Limber up Londoners. Flexology – the capital’s first stretch-dedicated studio has arrived. Sam went to check it out…
How much time do you spend on post-workout recovery? If you’re anything like me, the answer is not enough. I do stretch and foam roll but not nearly as much as I should do.
And I know I’m not alone. I see so many people leave before the stretch at the end group fitness classes because maybe they’re time poor – or maybe stretching just isn’t a priority.
This is where Flexology, London’s first stretch-dedicated studio, comes in. The concept is the brainchild of two Russian sisters, Alina and Anna Epeykina, who have a background in ballroom dancing. They are on a mission to educate the capital about the benefits of stretching and help ingrain it into our daily routines.
The studio is based in Canary Wharf – a smart choice because fitness is big business here – and offers one-to-one assisted stretching treatments (15 minutes, 25 minutes and 55 minutes) that can relieve anything from sore hamstrings to back ache.
So what actually is assisted stretching? Before visiting the studio, I spoke to a friend who had been to Flexology and she described it as ‘stretching for lazy people’, which on a very simplistic level sums it up nicely.
But it’s not just about convenience. The specially-trained therapists are able to guide your body into deeper stretches that you wouldn’t be able to achieve on your own. This stimulates the nervous system and connective tissue and, unlike a regular massage, brings about permanent change in muscle length.
When I arrived at the studio Laura, my therapist, started by asking me what areas of my body I wanted to focus on. “Everything”, I replied. Clearly, there wasn’t going to be time to relieve all of my aches and pains so we agreed to give my tight shoulders and sore hips some much-needed attention.
The studio has a hospital-like feel but the dusky pink walls and indoor plants create a calming environment in which to be pushed and pulled. After a quick functional movement test to assess the range of motion in my shoulders and hip (a few squats and the ‘back scratch’ test), Laura got to work and started manipulating my body.

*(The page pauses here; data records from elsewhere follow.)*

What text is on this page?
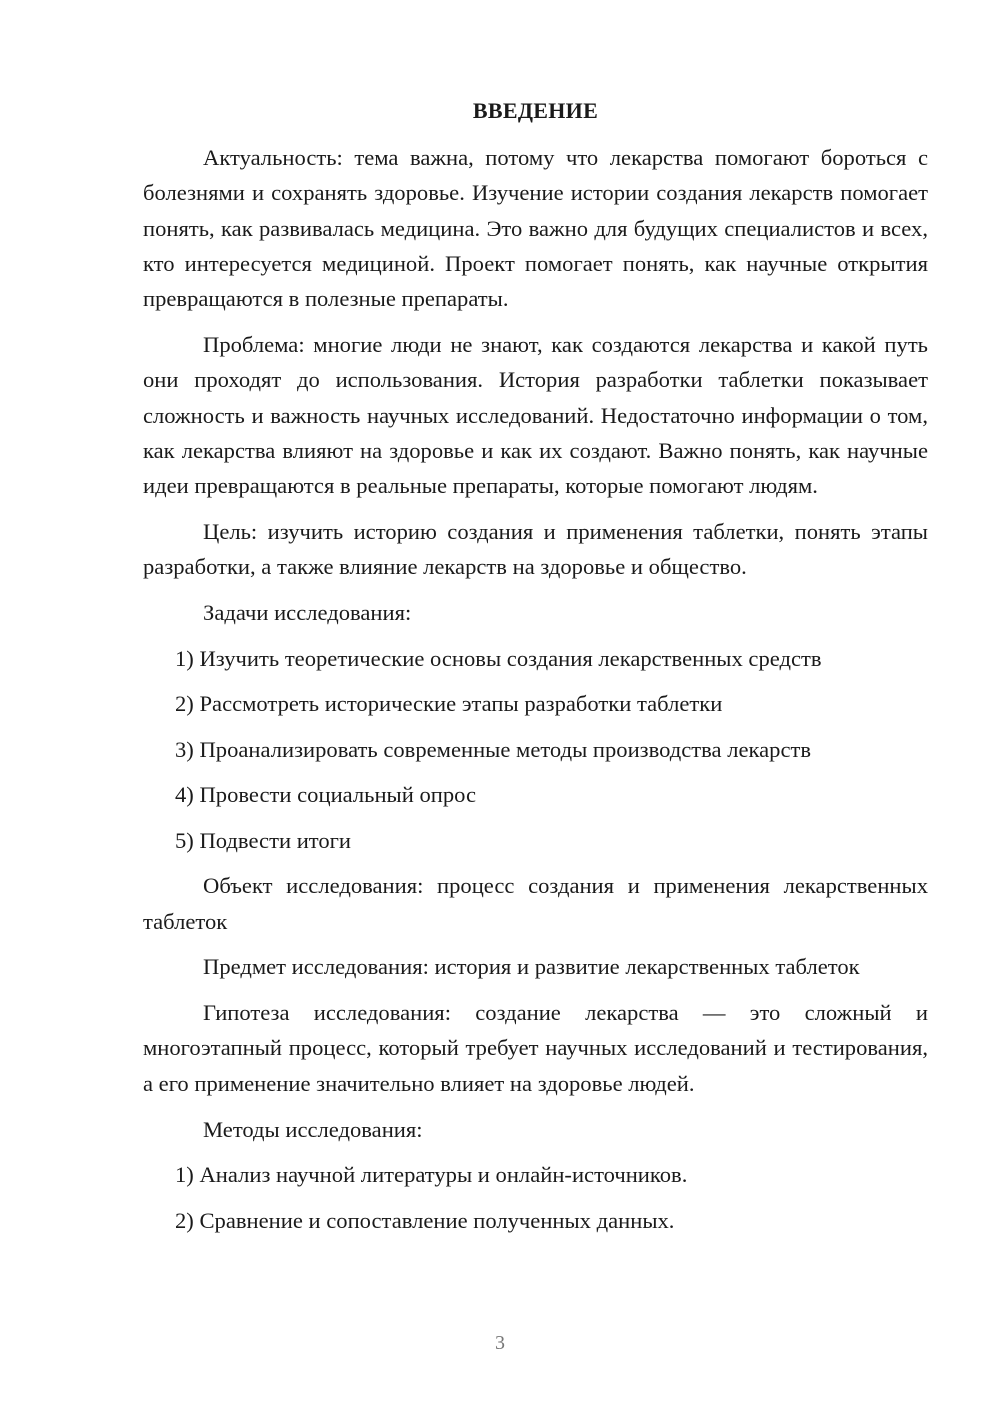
ВВЕДЕНИЕ

Актуальность: тема важна, потому что лекарства помогают бороться с болезнями и сохранять здоровье. Изучение истории создания лекарств помогает понять, как развивалась медицина. Это важно для будущих специалистов и всех, кто интересуется медициной. Проект помогает понять, как научные открытия превращаются в полезные препараты.

Проблема: многие люди не знают, как создаются лекарства и какой путь они проходят до использования. История разработки таблетки показывает сложность и важность научных исследований. Недостаточно информации о том, как лекарства влияют на здоровье и как их создают. Важно понять, как научные идеи превращаются в реальные препараты, которые помогают людям.

Цель: изучить историю создания и применения таблетки, понять этапы разработки, а также влияние лекарств на здоровье и общество.

Задачи исследования:

1) Изучить теоретические основы создания лекарственных средств
2) Рассмотреть исторические этапы разработки таблетки
3) Проанализировать современные методы производства лекарств
4) Провести социальный опрос
5) Подвести итоги

Объект исследования: процесс создания и применения лекарственных таблеток

Предмет исследования: история и развитие лекарственных таблеток

Гипотеза исследования: создание лекарства — это сложный и многоэтапный процесс, который требует научных исследований и тестирования, а его применение значительно влияет на здоровье людей.

Методы исследования:

1) Анализ научной литературы и онлайн-источников.
2) Сравнение и сопоставление полученных данных.
3
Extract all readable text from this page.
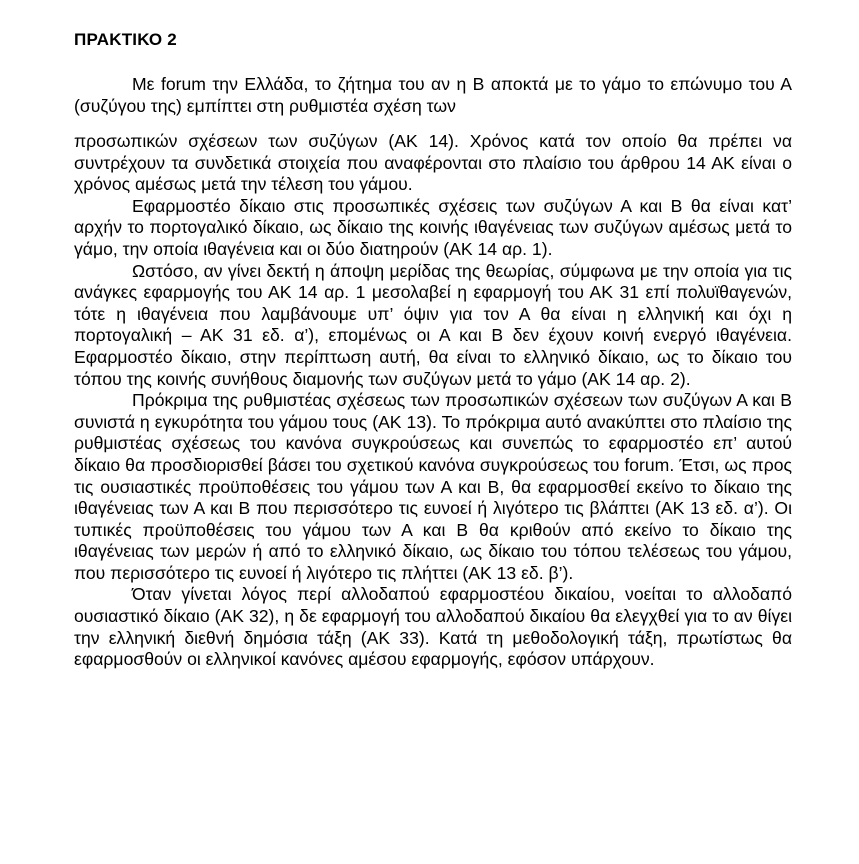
ΠΡΑΚΤΙΚΟ 2

Με forum την Ελλάδα, το ζήτημα του αν η Β αποκτά με το γάμο το επώνυμο του Α (συζύγου της) εμπίπτει στη ρυθμιστέα σχέση των

προσωπικών σχέσεων των συζύγων (ΑΚ 14). Χρόνος κατά τον οποίο θα πρέπει να συντρέχουν τα συνδετικά στοιχεία που αναφέρονται στο πλαίσιο του άρθρου 14 ΑΚ είναι ο χρόνος αμέσως μετά την τέλεση του γάμου.

Εφαρμοστέο δίκαιο στις προσωπικές σχέσεις των συζύγων Α και Β θα είναι κατ’ αρχήν το πορτογαλικό δίκαιο, ως δίκαιο της κοινής ιθαγένειας των συζύγων αμέσως μετά το γάμο, την οποία ιθαγένεια και οι δύο διατηρούν (ΑΚ 14 αρ. 1).

Ωστόσο, αν γίνει δεκτή η άποψη μερίδας της θεωρίας, σύμφωνα με την οποία για τις ανάγκες εφαρμογής του ΑΚ 14 αρ. 1 μεσολαβεί η εφαρμογή του ΑΚ 31 επί πολυϊθαγενών, τότε η ιθαγένεια που λαμβάνουμε υπ’ όψιν για τον Α θα είναι η ελληνική και όχι η πορτογαλική – ΑΚ 31 εδ. α’), επομένως οι Α και Β δεν έχουν κοινή ενεργό ιθαγένεια. Εφαρμοστέο δίκαιο, στην περίπτωση αυτή, θα είναι το ελληνικό δίκαιο, ως το δίκαιο του τόπου της κοινής συνήθους διαμονής των συζύγων μετά το γάμο (ΑΚ 14 αρ. 2).

Πρόκριμα της ρυθμιστέας σχέσεως των προσωπικών σχέσεων των συζύγων Α και Β συνιστά η εγκυρότητα του γάμου τους (ΑΚ 13). Το πρόκριμα αυτό ανακύπτει στο πλαίσιο της ρυθμιστέας σχέσεως του κανόνα συγκρούσεως και συνεπώς το εφαρμοστέο επ’ αυτού δίκαιο θα προσδιορισθεί βάσει του σχετικού κανόνα συγκρούσεως του forum. Έτσι, ως προς τις ουσιαστικές προϋποθέσεις του γάμου των Α και Β, θα εφαρμοσθεί εκείνο το δίκαιο της ιθαγένειας των Α και Β που περισσότερο τις ευνοεί ή λιγότερο τις βλάπτει (ΑΚ 13 εδ. α’). Οι τυπικές προϋποθέσεις του γάμου των Α και Β θα κριθούν από εκείνο το δίκαιο της ιθαγένειας των μερών ή από το ελληνικό δίκαιο, ως δίκαιο του τόπου τελέσεως του γάμου, που περισσότερο τις ευνοεί ή λιγότερο τις πλήττει (ΑΚ 13 εδ. β’).

Όταν γίνεται λόγος περί αλλοδαπού εφαρμοστέου δικαίου, νοείται το αλλοδαπό ουσιαστικό δίκαιο (ΑΚ 32), η δε εφαρμογή του αλλοδαπού δικαίου θα ελεγχθεί για το αν θίγει την ελληνική διεθνή δημόσια τάξη (ΑΚ 33). Κατά τη μεθοδολογική τάξη, πρωτίστως θα εφαρμοσθούν οι ελληνικοί κανόνες αμέσου εφαρμογής, εφόσον υπάρχουν.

The treatment was much less traumatic than getting a sports massage and was not painful at all because you are only pushed to your maximum range of movement.
At the end of the session, we tested my functionality again and I was quite astonished at the change: I was now pinging back up out of my squat and had much more freedom in my shoulders.
This isn’t just stretching, it’s (as fluffy and indulgent as it may sound) crucial self-care that your body will massively thank you for.